To Deal or Not to Deal? That is the Question


Jul 28, 2009

To Deal or Not to Deal? That is the Question A wise person — Gandhi? Mother Theresa? Yogi Berra? — once said, "The best course of action is to do nothing at all."

They could have been talking about the Red Sox at the upcoming trade deadline.

I'm not saying that the Red Sox lineup wouldn't benefit in the short term from the addition of an Adrian Gonzalez or Victor Martinez. I can't dispute that a three-man rotation of Josh Beckett, Jon Lester and Roy Halladay or Cliff Lee in the playoffs would be more frightening to opposing teams than spending 24 hours locked in a room with Stephon Marbury.

But do the Sox need to make a deal?

My first inclination is that they're good enough the way they are.

Honestly, if Theo Epstein lands V-Mart from the Indians, where will he play? If he catches, does manager Terry Francona turn Jason Varitek, the captain and heart of the team, into a backup? If Martinez is at first, does he move Kevin Youkilis to third? And does Mike Lowell, who (despite hitting .381 since the All-Star break) has already seen his fair share of the bench since Adam LaRoche came to town, take a permanent seat?

And what of Gonzalez, the Padres' All-Star slugger? If he were to come to Boston, would that make David Ortiz the league's most expensive pinch hitter?

They've already bid farewell to Mark Kotsay and Julio Lugo, eating much of their salary just to free up roster spots. Sorry, guys, I know you're established major leaguers and all, but you just didn't make the grade.

Oh my goodness gracious … what about the rotation? If Theo can land Halladay or Lee, what do you do with Tim Wakefield when he returns from the DL? How long of a leash do you give an ineffective John Smoltz? How do you utilize Daisuke Matsuzaka if he ever makes his way back from Fort Myers?

"I listen to the talks. I don't listen to the radio, but I talk to Theo," Francona told the Boston Globe before Monday's game. "Some of the people I hear talked about on the radio — you guys have no idea."

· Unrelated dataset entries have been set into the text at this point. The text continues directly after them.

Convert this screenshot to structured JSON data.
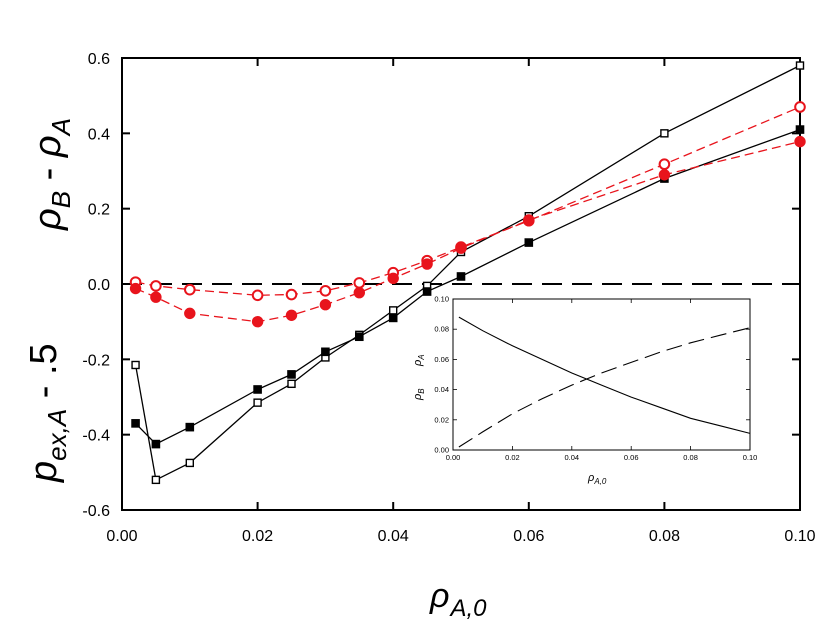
{
  "chart_data": [
    {
      "type": "line",
      "role": "main",
      "title": "",
      "xlabel": {
        "symbol": "ρ",
        "sub": "A,0"
      },
      "ylabel_top": {
        "symbol": "ρ",
        "sub1": "B",
        "mid": " - ",
        "symbol2": "ρ",
        "sub2": "A"
      },
      "ylabel_bottom": {
        "symbol": "p",
        "sub": "ex,A",
        "tail": " - .5"
      },
      "xlim": [
        0.0,
        0.1
      ],
      "ylim": [
        -0.6,
        0.6
      ],
      "xticks": [
        0.0,
        0.02,
        0.04,
        0.06,
        0.08,
        0.1
      ],
      "xtick_labels": [
        "0.00",
        "0.02",
        "0.04",
        "0.06",
        "0.08",
        "0.10"
      ],
      "yticks": [
        -0.6,
        -0.4,
        -0.2,
        0.0,
        0.2,
        0.4,
        0.6
      ],
      "ytick_labels": [
        "-0.6",
        "-0.4",
        "-0.2",
        "0.0",
        "0.2",
        "0.4",
        "0.6"
      ],
      "reference_line": {
        "y": 0.0,
        "style": "dashed",
        "color": "#000000"
      },
      "series": [
        {
          "name": "open-square",
          "color": "#000000",
          "marker": "square-open",
          "line": "solid",
          "x": [
            0.002,
            0.005,
            0.01,
            0.02,
            0.025,
            0.03,
            0.035,
            0.04,
            0.045,
            0.05,
            0.06,
            0.08,
            0.1
          ],
          "y": [
            -0.215,
            -0.52,
            -0.475,
            -0.315,
            -0.265,
            -0.195,
            -0.135,
            -0.07,
            -0.005,
            0.085,
            0.18,
            0.4,
            0.58
          ]
        },
        {
          "name": "filled-square",
          "color": "#000000",
          "marker": "square-filled",
          "line": "solid",
          "x": [
            0.002,
            0.005,
            0.01,
            0.02,
            0.025,
            0.03,
            0.035,
            0.04,
            0.045,
            0.05,
            0.06,
            0.08,
            0.1
          ],
          "y": [
            -0.37,
            -0.425,
            -0.38,
            -0.28,
            -0.24,
            -0.18,
            -0.14,
            -0.09,
            -0.02,
            0.02,
            0.11,
            0.28,
            0.41
          ]
        },
        {
          "name": "open-circle",
          "color": "#e8141c",
          "marker": "circle-open",
          "line": "dashed",
          "x": [
            0.002,
            0.005,
            0.01,
            0.02,
            0.025,
            0.03,
            0.035,
            0.04,
            0.045,
            0.05,
            0.06,
            0.08,
            0.1
          ],
          "y": [
            0.005,
            -0.005,
            -0.015,
            -0.03,
            -0.028,
            -0.018,
            0.003,
            0.03,
            0.062,
            0.098,
            0.168,
            0.318,
            0.47
          ]
        },
        {
          "name": "filled-circle",
          "color": "#e8141c",
          "marker": "circle-filled",
          "line": "dashed",
          "x": [
            0.002,
            0.005,
            0.01,
            0.02,
            0.025,
            0.03,
            0.035,
            0.04,
            0.045,
            0.05,
            0.06,
            0.08,
            0.1
          ],
          "y": [
            -0.012,
            -0.035,
            -0.078,
            -0.1,
            -0.083,
            -0.055,
            -0.023,
            0.015,
            0.053,
            0.095,
            0.17,
            0.29,
            0.378
          ]
        }
      ]
    },
    {
      "type": "line",
      "role": "inset",
      "xlabel": {
        "symbol": "ρ",
        "sub": "A,0"
      },
      "ylabel_left": {
        "symbol": "ρ",
        "sub": "B"
      },
      "ylabel_right": {
        "symbol": "ρ",
        "sub": "A"
      },
      "xlim": [
        0.0,
        0.1
      ],
      "ylim": [
        0.0,
        0.1
      ],
      "xticks": [
        0.0,
        0.02,
        0.04,
        0.06,
        0.08,
        0.1
      ],
      "xtick_labels": [
        "0.00",
        "0.02",
        "0.04",
        "0.06",
        "0.08",
        "0.10"
      ],
      "yticks": [
        0.0,
        0.02,
        0.04,
        0.06,
        0.08,
        0.1
      ],
      "ytick_labels": [
        "0.00",
        "0.02",
        "0.04",
        "0.06",
        "0.08",
        "0.10"
      ],
      "series": [
        {
          "name": "rho_B",
          "color": "#000000",
          "line": "solid",
          "x": [
            0.002,
            0.01,
            0.02,
            0.03,
            0.04,
            0.05,
            0.06,
            0.07,
            0.08,
            0.09,
            0.1
          ],
          "y": [
            0.088,
            0.079,
            0.069,
            0.06,
            0.051,
            0.043,
            0.035,
            0.028,
            0.021,
            0.016,
            0.011
          ]
        },
        {
          "name": "rho_A",
          "color": "#000000",
          "line": "long-dashed",
          "x": [
            0.002,
            0.01,
            0.02,
            0.03,
            0.04,
            0.05,
            0.06,
            0.07,
            0.08,
            0.09,
            0.1
          ],
          "y": [
            0.002,
            0.012,
            0.024,
            0.034,
            0.043,
            0.051,
            0.058,
            0.065,
            0.071,
            0.076,
            0.081
          ]
        }
      ]
    }
  ]
}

Oh? So there are other big-name players Theo has his eye on? Maybe Adam Dunn, Marco Scutaro or Jarrod Washburn?

How exciting the anticipation of change can seem when you're having a bad week. Oh, but the Sox' week wasn't just bad:

"We had a horrible week. Some of that has to do with the uncertainty," said Francona. "[Friday's trade deadline] will be nice. Regardless of what's going on, [trading season] will be over. There will be some closure to it."

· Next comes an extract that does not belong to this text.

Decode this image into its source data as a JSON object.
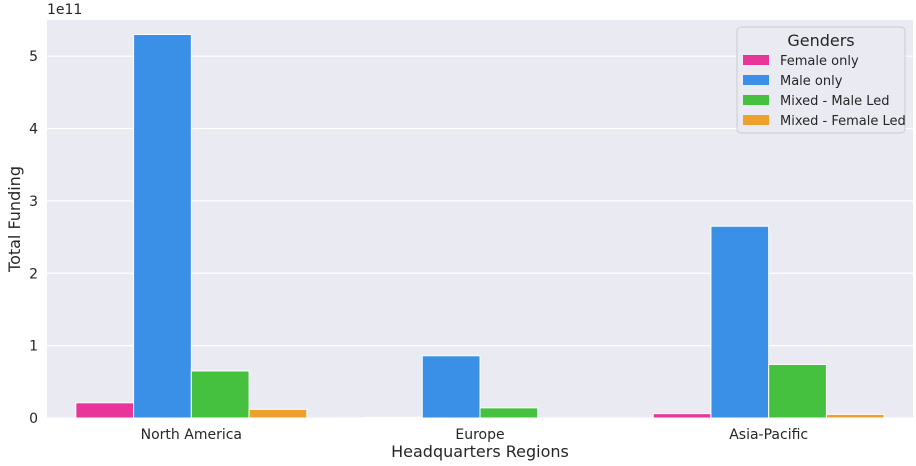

But let's remember, folks. This is a team with few, if any, holes. Any major deal, despite the initial enthusiasm surrounding it, could cause major upheaval in the clubhouse.

So is a change really needed?

See, most teams have to take advantage of any shot at a World Series title. They focus on the present. When they're close, they go all-in. For the Red Sox, that could equate to mortgaging their future by trading some combination of Clay Buchholz, Casey Kelly, Daniel Bard, Junichi Tazawa and/or Michael Bowden to bring in a star or two to push them over the top.

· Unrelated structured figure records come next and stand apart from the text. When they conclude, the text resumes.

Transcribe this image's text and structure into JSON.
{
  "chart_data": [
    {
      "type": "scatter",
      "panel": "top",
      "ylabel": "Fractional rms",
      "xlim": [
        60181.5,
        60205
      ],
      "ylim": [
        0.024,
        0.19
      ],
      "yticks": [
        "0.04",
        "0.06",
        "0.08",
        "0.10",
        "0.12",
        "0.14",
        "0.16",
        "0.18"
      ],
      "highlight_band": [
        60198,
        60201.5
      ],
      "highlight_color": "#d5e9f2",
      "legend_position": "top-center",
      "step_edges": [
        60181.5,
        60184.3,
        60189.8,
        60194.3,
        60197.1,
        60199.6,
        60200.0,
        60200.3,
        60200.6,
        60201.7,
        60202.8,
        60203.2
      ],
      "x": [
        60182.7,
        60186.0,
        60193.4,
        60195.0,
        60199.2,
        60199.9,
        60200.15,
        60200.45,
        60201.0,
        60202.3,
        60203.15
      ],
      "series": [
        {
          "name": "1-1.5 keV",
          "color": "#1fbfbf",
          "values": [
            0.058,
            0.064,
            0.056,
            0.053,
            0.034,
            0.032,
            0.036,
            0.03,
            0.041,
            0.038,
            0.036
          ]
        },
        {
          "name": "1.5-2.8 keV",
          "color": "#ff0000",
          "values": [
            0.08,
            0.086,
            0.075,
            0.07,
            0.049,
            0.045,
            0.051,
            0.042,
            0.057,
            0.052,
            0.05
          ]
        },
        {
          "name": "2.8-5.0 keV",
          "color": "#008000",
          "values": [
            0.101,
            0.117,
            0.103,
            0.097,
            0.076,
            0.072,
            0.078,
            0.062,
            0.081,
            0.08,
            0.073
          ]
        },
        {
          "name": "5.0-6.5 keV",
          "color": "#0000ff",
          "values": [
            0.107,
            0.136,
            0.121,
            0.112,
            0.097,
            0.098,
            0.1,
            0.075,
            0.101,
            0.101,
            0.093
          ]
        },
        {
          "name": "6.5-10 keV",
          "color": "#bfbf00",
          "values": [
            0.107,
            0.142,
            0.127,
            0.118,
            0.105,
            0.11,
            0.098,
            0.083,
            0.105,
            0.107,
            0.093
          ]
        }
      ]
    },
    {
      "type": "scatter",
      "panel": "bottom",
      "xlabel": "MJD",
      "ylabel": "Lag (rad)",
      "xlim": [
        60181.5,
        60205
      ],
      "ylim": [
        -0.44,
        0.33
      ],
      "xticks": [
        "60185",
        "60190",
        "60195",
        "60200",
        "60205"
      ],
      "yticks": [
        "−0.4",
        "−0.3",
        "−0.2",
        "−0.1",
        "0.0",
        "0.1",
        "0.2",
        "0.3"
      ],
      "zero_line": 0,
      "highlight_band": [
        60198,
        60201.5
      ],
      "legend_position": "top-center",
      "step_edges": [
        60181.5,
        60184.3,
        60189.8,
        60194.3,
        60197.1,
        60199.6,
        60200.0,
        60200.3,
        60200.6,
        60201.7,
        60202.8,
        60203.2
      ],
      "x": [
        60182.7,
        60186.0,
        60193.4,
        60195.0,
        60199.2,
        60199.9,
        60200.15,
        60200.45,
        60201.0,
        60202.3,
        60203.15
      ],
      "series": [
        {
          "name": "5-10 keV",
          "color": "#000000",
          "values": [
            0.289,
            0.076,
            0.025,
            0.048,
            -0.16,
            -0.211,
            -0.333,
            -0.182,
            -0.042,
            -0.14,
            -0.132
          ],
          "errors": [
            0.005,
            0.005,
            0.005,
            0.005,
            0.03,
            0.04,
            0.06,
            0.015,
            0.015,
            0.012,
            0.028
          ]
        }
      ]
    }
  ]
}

But the Red Sox aren't like most teams. They can win now, even with Varitek behind the plate, Lowell at third every day and with Smoltz pitching every fifth game. And, they have a myriad of talent at Triple-A and below that could help keep the franchise in contention for years to come.

Still, the focus on Yawkey Way is rightfully on the here and now. And as they currently stand, you could argue that the Sox have a legit chance of winning a World Series without making a dynamite deal prior to the deadline. The more sensible thing for Theo and his crew to do might be to stick with the players they have and hope they're good enough come October.

But standing pat doesn't appear to be in Theo's makeup.

"I think we plan to be very active in discussions in talking to just about every club out there and pursuing every player that can make us better now and in the future," Epstein said last week after making the deal for LaRoche. "Certainly, there are no guarantees. Certainly, we hope to make another move between now and the deadline."

I repeat: "Better now and in the future." Isn't the team's "now" good enough to keep the "future" side of the debate intact as well?

Francona has made it clear that they won't make a deal simply for the sake of making one.

"We seem to be a player [at the deadline] because of who we are. We're fortunate enough to be able to look for talent, but we also have a lot of stake in our young players," Francona told the Globe.

The team's stake in its young players seems clear. What will be interesting to see over the rest of the week is how much the team believes in its veterans.